Mascia concerned about residential displacement in transitional neighborhoods
The ongoing discourse on gentrification has riled considerable discontent, particularly in transitional neighborhoods. Mascia sees the BMHA’s effort to privatize public housing complexes as part of that market driven process, pushed by real estate interests who see enormous profit in repopulating poor minority neighborhoods.
He cites “Perry Choice,” a redevelopment plan that sought to privatize much of the redevelopment of the Commodore Perry Projects, a pre-WWII complex that BMHA has allowed to deteriorate over decades. In recent years, it has been left intentionally vacant — at the cost of about $1.5 million annually in federal subsidies — because the authority had intended to redevelop the property.
But the redevelopment project when nowhere after the federal grant application was rejected because it stated the objective of diluting the concentration of the African American population in the neighborhood.

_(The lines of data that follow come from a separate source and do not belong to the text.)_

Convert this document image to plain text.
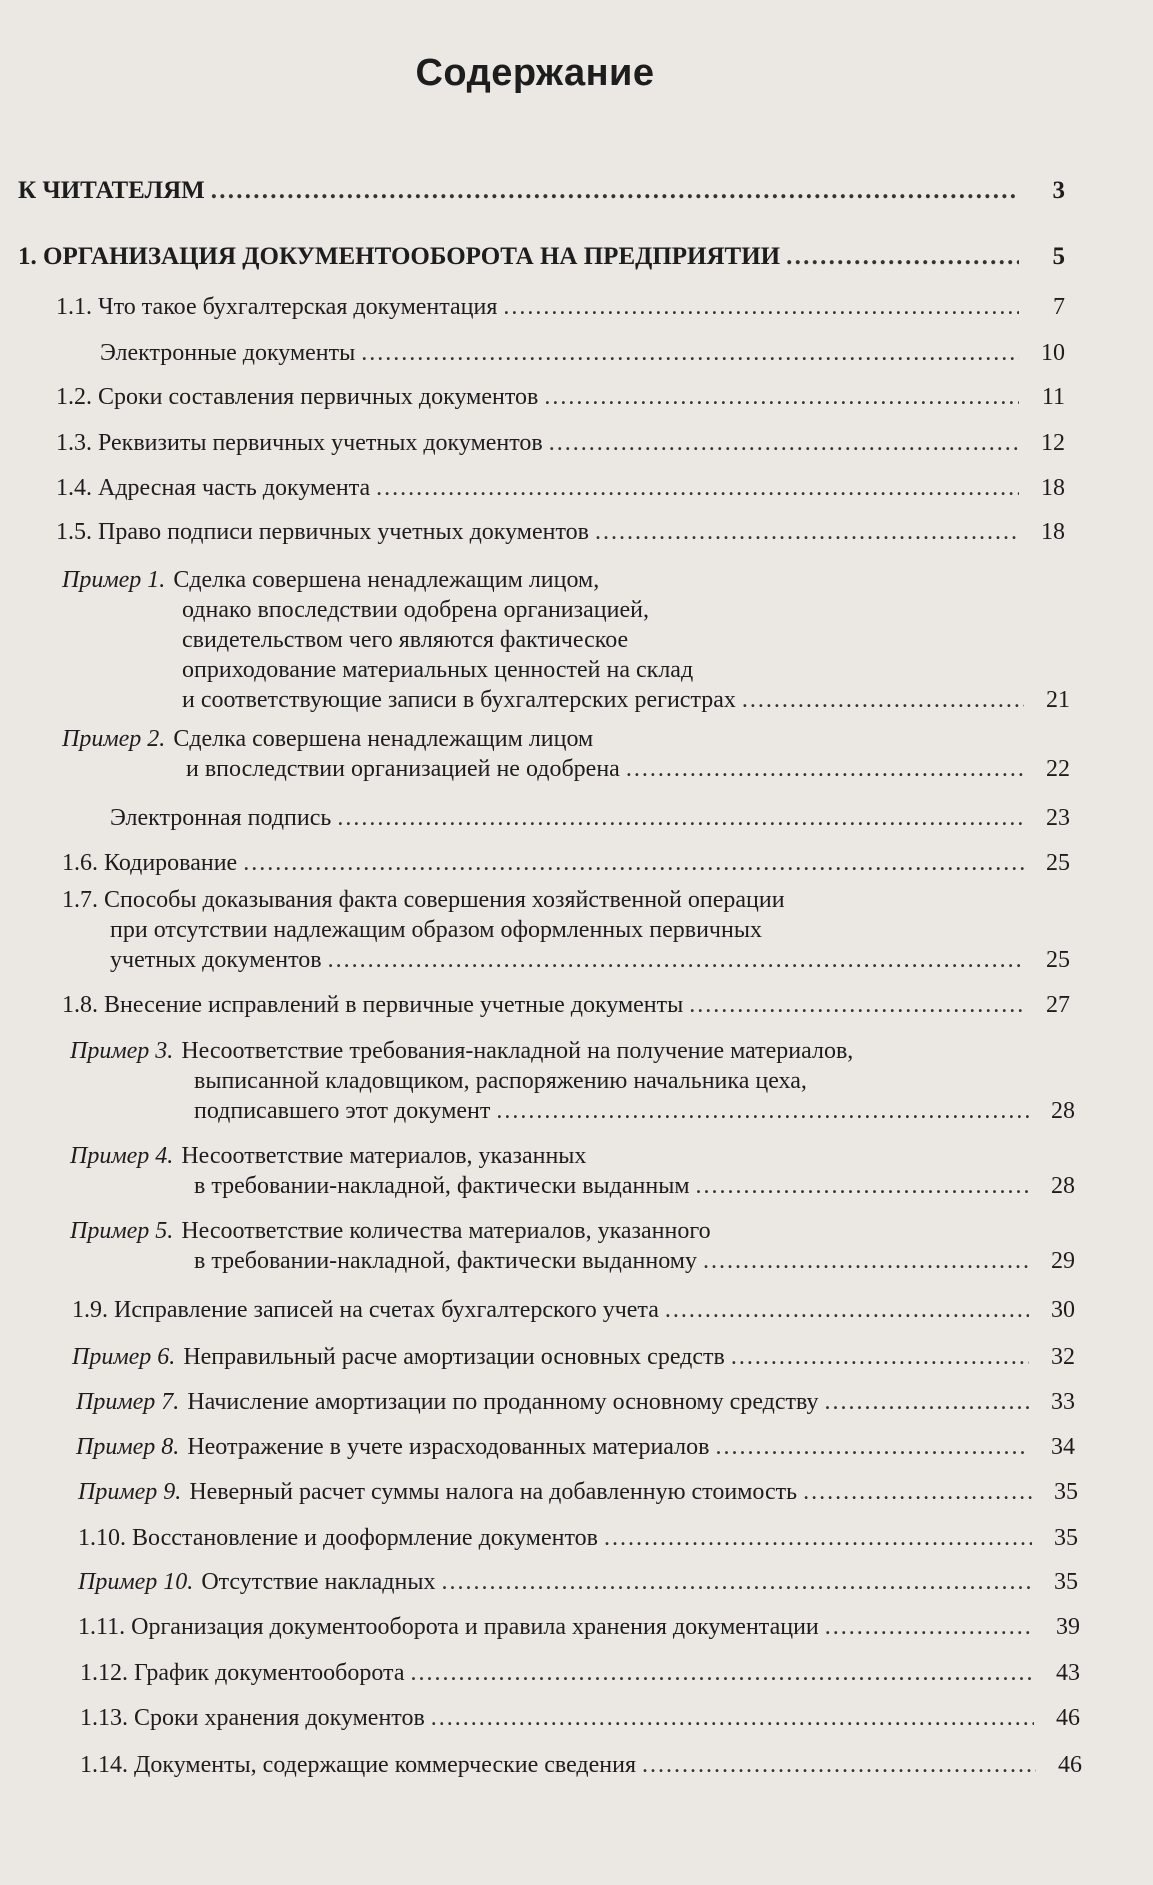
Содержание
К ЧИТАТЕЛЯМ . . .	3
1. ОРГАНИЗАЦИЯ ДОКУМЕНТООБОРОТА НА ПРЕДПРИЯТИИ . . .	5
1.1. Что такое бухгалтерская документация . . .	7
Электронные документы . . .	10
1.2. Сроки составления первичных документов . . .	11
1.3. Реквизиты первичных учетных документов . . .	12
1.4. Адресная часть документа . . .	18
1.5. Право подписи первичных учетных документов . . .	18
Пример 1. Сделка совершена ненадлежащим лицом,
однако впоследствии одобрена организацией,
свидетельством чего являются фактическое
оприходование материальных ценностей на склад
и соответствующие записи в бухгалтерских регистрах . . .	21
Пример 2. Сделка совершена ненадлежащим лицом
и впоследствии организацией не одобрена . . .	22
Электронная подпись . . .	23
1.6. Кодирование . . .	25
1.7. Способы доказывания факта совершения хозяйственной операции
при отсутствии надлежащим образом оформленных первичных
учетных документов . . .	25
1.8. Внесение исправлений в первичные учетные документы . . .	27
Пример 3. Несоответствие требования-накладной на получение материалов,
выписанной кладовщиком, распоряжению начальника цеха,
подписавшего этот документ . . .	28
Пример 4. Несоответствие материалов, указанных
в требовании-накладной, фактически выданным . . .	28
Пример 5. Несоответствие количества материалов, указанного
в требовании-накладной, фактически выданному . . .	29
1.9. Исправление записей на счетах бухгалтерского учета . . .	30
Пример 6. Неправильный расче амортизации основных средств . . .	32
Пример 7. Начисление амортизации по проданному основному средству . . .	33
Пример 8. Неотражение в учете израсходованных материалов . . .	34
Пример 9. Неверный расчет суммы налога на добавленную стоимость . . .	35
1.10. Восстановление и дооформление документов . . .	35
Пример 10. Отсутствие накладных . . .	35
1.11. Организация документооборота и правила хранения документации . . .	39
1.12. График документооборота . . .	43
1.13. Сроки хранения документов . . .	46
1.14. Документы, содержащие коммерческие сведения . . .	46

“They tried to gentrify working class people out of Perry, they are doing it at AD Price Courts, they want to do it at Marine Drive,” says Mascia. “We need to grow our neighborhoods collaboratively, with arms locked as neighbors.”
Mascia thinks that we can have both robust real estate investment in transitional neighborhoods without displacing long time residents — “a byproduct of gentrification that absolutely must be prevented with policy solutions,” he argues.
“Right now, the housing policy in this city has been to subsidize high end luxury housing in historic buildings with millions upon millions in gap financing and transfer payments to the city’s wealthiest real estate interests,” he says. “While families at BMHA are treated — not as rent paying tenants — but as undeserving peasants whose buildings should be left for neglect decade after decade.”
“It is a real stain on this city’s entire leadership. There is no excuse for this, and David Franzcyk has a lot of explaining to do,” he says.
Mascia is expected to speak at an “Anti-Racism” rally organized by his close friend, County Legislator Betty Jean Grant, this Saturday at Niagara Square. He is expected to deliver prepared remarks, which are much anticipated in political circles. This will be Mascia’s first major public address in his bid for Common Council, which he is expected to announce in the coming weeks.
It is rumored that he will speak about the local construction industry’s failure to meet diversity goals on government construction projects, already established in state law.